Monday, February 4, 2008

100 Seconds, 100 Minutes

In the last few years, I seem to start every personal email with an exclamation about how time seems to be rocketing forward and I am constantly left feeling frazzled from playing catch up.

This had me thinking a few months ago about my experience of the relativity of time as I caught myself experiencing a lack of peace of mind from working to meet yet another deadline at work. I have read about the theory of relativity of time, but how does it actually impact me is something I haven’t given much thought to. I know for a fact that there are moments when I am present and mindful about my action, I experience an ‘elastic’ quality to time. My sense of seconds and minutes are no longer relegated to the ticking of the clock but indefinite ‘moments’ of presence.

This gave me the idea to create for myself a personal agreement with time. I don’t have to live in the collective agreement of “60 seconds to a minute” or “60 minutes to an hour”. I created with myself that in my world that there are 100 seconds to a minute, and there are 100 minutes in the hour. As I dress or eat or sleep or work, I would look at a clock and know that I have so much more time between the appointment or the deadline or the end of the night.

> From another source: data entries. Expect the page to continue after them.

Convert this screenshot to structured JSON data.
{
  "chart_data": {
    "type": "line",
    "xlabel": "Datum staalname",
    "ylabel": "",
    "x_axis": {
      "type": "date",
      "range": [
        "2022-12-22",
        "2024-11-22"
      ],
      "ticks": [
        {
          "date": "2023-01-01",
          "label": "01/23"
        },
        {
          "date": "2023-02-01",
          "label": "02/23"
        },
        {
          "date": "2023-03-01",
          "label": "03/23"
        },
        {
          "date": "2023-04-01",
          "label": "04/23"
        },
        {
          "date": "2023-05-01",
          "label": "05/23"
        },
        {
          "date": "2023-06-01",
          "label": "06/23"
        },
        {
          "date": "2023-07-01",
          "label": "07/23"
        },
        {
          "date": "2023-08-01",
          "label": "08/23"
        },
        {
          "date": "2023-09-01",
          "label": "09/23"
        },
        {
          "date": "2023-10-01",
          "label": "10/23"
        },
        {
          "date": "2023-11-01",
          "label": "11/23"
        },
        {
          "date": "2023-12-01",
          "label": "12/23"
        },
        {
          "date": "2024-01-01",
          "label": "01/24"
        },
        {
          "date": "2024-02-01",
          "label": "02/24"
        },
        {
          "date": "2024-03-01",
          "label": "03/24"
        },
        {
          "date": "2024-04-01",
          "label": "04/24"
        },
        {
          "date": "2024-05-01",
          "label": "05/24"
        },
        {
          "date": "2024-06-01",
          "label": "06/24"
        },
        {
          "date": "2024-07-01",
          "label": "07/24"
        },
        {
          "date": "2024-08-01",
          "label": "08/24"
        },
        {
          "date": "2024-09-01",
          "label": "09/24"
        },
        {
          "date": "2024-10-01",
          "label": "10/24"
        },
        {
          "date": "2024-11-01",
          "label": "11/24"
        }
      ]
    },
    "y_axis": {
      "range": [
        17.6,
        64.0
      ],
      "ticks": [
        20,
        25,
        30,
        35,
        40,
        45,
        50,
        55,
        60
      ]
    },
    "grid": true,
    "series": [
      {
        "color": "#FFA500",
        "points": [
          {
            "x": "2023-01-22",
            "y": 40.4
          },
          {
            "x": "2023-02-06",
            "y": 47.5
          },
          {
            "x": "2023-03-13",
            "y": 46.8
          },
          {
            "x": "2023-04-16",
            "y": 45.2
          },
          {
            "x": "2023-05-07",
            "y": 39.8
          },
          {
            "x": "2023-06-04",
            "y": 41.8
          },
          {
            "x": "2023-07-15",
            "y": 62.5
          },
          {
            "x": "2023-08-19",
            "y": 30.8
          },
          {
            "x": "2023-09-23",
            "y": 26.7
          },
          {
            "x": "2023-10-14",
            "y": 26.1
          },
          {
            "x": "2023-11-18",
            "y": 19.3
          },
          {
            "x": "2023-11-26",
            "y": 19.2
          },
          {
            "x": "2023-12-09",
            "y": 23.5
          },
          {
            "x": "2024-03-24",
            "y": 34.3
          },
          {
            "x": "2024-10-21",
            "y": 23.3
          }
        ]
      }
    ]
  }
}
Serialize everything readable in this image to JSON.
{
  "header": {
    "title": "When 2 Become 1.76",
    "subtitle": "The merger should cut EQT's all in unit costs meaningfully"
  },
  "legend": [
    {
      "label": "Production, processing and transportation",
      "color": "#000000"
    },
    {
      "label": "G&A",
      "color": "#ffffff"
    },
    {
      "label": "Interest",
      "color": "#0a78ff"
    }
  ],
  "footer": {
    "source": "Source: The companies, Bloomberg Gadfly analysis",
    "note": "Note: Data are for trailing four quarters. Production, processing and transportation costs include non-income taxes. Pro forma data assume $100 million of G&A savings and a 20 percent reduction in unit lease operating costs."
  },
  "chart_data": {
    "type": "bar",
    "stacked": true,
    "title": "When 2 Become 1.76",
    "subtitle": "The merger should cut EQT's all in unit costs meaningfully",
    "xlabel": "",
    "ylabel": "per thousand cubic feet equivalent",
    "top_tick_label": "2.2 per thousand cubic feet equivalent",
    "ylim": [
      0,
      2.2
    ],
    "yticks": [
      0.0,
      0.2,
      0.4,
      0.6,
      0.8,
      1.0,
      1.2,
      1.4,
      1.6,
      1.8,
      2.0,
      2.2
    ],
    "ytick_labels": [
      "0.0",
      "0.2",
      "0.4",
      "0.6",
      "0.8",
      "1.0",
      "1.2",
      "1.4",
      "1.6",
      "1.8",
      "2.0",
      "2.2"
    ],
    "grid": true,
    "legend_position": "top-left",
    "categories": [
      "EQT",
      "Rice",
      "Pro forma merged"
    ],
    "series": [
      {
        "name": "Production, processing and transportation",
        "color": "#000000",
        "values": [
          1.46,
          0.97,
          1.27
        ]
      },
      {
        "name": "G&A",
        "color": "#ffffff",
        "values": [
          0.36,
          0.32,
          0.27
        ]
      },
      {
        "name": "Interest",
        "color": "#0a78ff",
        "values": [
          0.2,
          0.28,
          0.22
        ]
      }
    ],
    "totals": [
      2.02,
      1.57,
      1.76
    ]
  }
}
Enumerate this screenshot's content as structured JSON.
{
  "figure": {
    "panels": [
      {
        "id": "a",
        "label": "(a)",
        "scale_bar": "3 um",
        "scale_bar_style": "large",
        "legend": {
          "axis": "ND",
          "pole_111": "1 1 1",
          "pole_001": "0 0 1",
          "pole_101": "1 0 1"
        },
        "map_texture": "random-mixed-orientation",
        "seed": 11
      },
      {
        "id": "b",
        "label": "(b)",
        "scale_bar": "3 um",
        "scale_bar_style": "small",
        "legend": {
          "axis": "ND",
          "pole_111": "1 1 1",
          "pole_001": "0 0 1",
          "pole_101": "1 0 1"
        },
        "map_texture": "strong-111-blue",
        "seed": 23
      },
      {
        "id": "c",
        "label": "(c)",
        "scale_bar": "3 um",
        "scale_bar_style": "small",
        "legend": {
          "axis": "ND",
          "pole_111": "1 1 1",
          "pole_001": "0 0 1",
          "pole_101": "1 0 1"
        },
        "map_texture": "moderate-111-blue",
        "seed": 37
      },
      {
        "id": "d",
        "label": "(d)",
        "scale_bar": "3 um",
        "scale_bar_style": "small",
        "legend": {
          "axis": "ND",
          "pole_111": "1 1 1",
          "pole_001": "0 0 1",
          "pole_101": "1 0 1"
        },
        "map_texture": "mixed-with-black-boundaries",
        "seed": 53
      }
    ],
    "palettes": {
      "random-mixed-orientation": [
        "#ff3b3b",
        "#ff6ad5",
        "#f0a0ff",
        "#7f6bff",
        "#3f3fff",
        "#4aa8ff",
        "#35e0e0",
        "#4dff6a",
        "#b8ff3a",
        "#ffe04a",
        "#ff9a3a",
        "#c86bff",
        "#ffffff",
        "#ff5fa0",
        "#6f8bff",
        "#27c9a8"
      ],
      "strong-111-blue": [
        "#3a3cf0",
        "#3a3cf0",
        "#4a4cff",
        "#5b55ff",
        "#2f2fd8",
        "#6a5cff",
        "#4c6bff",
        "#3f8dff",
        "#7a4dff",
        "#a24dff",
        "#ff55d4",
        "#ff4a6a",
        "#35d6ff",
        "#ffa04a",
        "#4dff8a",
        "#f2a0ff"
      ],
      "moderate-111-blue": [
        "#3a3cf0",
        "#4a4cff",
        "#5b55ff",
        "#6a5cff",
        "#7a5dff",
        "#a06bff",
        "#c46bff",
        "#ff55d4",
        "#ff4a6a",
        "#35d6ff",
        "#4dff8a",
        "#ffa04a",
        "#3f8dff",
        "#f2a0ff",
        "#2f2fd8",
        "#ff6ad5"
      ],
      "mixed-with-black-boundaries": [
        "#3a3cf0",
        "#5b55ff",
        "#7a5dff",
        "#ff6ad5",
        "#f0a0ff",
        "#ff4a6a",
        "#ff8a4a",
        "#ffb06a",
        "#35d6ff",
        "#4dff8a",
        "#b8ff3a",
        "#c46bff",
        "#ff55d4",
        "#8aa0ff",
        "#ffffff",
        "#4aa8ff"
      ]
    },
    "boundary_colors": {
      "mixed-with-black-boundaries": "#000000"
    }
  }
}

I figured that the 60 minute hour and the clock as we know it is a conceptual structure. It is a fundamental framework of how we structure reality. This common reference point makes it easy for us to communicate and get things done. At one point last year, I no longer felt it was making my life easy, instead I felt like I was a slave to this idea. I am no longer wanting to be feeling the ill effects driven the by the collective agreement of the clock and how much of our lives is locked in sync with it.

Now I pay attention to those moments between the ticks of the second hand. Pin pointing my attention in that moment we call ‘now’ allows me to ‘stretch’ it. I now experience seconds and minutes are elastic.

I have been living inside this new agreement of time now for a few months. I can say that the many moments of emotional frazzle have decreased significantly.